5日、ルーマニアのブカレスト北駅で、ウクライナの人々を手助けする地元ボランティア(左端と右端)。(ブカレスト=新華社配信)
【新華社北京3月11日】国際情勢が複雑かつ不安定な中、中国でこのほど開かれた「両会(全国人民代表大会と中国人民政治協商会議)」の外交部長記者会見は、国内外の世論の注目を集めた。中国外交学院の王帆(おう・はん)副院長は、新華社傘下のネットメディア「新華網(しんかもう)」の取材に対し、今回の記者会見が発した重要なシグナルについて解説した。
王氏は、米国こそロシア・ウクライナ危機を作り出した張本人だとする同氏の考えについて記者から具体的な説明を求められ、米国が今回の危機で得る地政学的、政治的、経済的利益について次のように述べた。

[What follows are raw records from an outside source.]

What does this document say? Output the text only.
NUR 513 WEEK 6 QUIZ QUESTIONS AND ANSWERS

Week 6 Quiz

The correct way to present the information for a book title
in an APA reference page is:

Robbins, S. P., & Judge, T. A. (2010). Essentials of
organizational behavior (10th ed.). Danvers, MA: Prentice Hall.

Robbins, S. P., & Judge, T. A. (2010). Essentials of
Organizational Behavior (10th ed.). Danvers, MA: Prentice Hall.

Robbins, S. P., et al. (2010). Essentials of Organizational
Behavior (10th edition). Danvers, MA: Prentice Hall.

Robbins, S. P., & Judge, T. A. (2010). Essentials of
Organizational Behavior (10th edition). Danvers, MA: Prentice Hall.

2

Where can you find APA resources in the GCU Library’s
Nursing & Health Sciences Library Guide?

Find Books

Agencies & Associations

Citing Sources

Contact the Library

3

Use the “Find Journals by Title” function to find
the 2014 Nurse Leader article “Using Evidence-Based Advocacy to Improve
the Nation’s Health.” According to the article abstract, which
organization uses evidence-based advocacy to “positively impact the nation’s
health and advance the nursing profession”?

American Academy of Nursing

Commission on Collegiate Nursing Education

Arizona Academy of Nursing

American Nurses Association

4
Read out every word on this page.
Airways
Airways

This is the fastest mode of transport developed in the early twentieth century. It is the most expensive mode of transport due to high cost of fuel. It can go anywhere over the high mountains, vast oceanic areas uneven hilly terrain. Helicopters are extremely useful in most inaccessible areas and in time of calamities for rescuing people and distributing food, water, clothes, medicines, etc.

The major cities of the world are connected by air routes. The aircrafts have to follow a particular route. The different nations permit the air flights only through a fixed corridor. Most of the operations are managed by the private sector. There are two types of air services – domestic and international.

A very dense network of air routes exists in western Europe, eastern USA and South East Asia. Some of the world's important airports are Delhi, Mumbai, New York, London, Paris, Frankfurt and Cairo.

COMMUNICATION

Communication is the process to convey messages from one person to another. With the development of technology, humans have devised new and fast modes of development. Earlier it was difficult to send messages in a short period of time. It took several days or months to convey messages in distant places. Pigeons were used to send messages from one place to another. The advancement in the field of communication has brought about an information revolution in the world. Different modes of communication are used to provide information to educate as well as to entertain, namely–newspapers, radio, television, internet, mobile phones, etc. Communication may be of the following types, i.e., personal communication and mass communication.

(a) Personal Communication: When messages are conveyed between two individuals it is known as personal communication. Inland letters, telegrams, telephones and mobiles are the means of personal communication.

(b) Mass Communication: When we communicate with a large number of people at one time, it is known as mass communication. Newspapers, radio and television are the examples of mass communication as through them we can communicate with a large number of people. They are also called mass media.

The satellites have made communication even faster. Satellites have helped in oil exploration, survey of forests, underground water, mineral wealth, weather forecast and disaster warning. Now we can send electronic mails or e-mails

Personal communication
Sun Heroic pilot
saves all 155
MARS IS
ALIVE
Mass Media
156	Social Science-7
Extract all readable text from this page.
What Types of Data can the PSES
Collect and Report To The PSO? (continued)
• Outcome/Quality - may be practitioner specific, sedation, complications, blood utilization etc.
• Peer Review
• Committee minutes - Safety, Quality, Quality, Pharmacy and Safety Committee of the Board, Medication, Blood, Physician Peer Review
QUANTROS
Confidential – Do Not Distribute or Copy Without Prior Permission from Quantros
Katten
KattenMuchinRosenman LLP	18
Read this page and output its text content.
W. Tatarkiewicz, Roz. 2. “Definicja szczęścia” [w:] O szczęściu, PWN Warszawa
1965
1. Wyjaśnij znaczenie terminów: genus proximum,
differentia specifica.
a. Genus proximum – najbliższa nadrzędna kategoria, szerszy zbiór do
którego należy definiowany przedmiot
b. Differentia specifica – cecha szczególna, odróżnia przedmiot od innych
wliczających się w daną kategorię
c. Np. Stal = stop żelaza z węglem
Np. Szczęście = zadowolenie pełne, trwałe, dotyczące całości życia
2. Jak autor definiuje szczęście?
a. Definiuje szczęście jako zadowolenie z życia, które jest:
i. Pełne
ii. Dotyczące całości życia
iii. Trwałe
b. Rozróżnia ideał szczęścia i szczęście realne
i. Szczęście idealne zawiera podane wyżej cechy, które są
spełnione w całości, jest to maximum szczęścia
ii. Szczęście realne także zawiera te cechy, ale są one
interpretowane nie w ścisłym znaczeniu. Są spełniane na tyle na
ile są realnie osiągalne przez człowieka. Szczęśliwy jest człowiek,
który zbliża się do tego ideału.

米国の戦略はグローバル覇権戦略と呼ばれている。米国は実際に冷戦終結の直後から、覇権をいかにして持続させるか、永続的覇権にするかを考えてきた。米国はその時点で、十分かつ有利な機会を得たと考えていた。つまり、旧ソ連という敵がなくなり、米国が唯一の世界の覇者となったのだと。当時、米国の多くのメディアや専門家は、世界が「一極世界」に入ったとし、そのようなモデルを21世紀まで持ち込むべく議論していた。
グローバル覇権の重要な特徴は、地域の安定や地域の連帯と協力に基づくのではなく、往々にして地域間の分裂、地域や国同士のけん制に基づく点にある。米国はそこからより有利ないわゆる「オフショアバランサー」の地位を得ることができていた。
冷戦終結後から現在に至るまで、米国が進めてきたのはそうした戦略だった。東アジアでは、米国は中国と日本の間の矛盾が深まるようあおり続けてきた。日本が中国と協力する一面を出そうとすると、米国は日本に圧力をかける。米国のこの地域での狙いが、これらの国々の相互けん制による均衡、さらには消耗にあるのがよく分かる。
欧州では現在、米国がなぜロシアの軍事行動につながるような現状を作り出したのかを多くの人が議論している。実際は北大西洋条約機構(NATO)の5回にわたる東方拡大が原因なのだが、ではNATOの東方拡大の目的は何か。ロシアから見れば、ロシアは西方に拡大しておらず、他の欧州諸国に直接の脅威を与えてもいない。これは米国も認めている。ではなぜ東方拡大を続けなくてはならなかったのか。それには非常に複雑な背景があるが、一つにNATOの結束力を高めることが挙げられる。NATOは冷戦後も存在し続ける必要があったのか。NATOは新たなライバルとしてロシアに照準を定めた。NATOはロシア脅威論により東方拡大を続けることができた。欧州内でロシアに対する警戒感と敵意は高まったが、ロシアは反発を強め、ロシアと欧州間に現在のような対立と矛盾が形成された。米国の目的は、欧州が一つにならないよう分裂させることにある。当時はロシアもNATO加盟の意向を示したが、結局拒否された。ここからも、米国の戦略的意図をはっきり見ることができる。
現在のロシアとウクライナの衝突には、ロシアを弱体化させ、米国にとって大きな懸念材料や長期的脅威とならないようにするという側面がある。加えて周知の通り、米連邦議員が話したことだが、衝突が起こり、戦火が上がりさえすれば、米国の軍需産業は各種の軍事支援や武器供与、武器実験など、そこから多くの利益を得ることができる。
さらに、ロシアとウクライナ間の天然ガスを巡る争いを逆転させる側面もある。両国はずっとこの問題で争ってきたが、ロシアは欧州にとって最も重要な天然ガスと石油の供給国の一つであり、ドイツは石油の半分以上をロシアから調達していた。ロシアとウクライナの対立が激化する以前、ドイツとフランスはまだ態度を決めかねていたが、今は明らかに変化が生じ、対ロ制裁に参加し始めた。この種の制裁は、実のところ米国が最も望んでいたものだ。欧州のこうした混乱が株式市場に与える影響や、投資に与える影響、これらの資金や資本が米国に流れるであろうことも含め、一連の事象は全て、米国にとって危機からの収穫であり、危機によって得られる利益となる。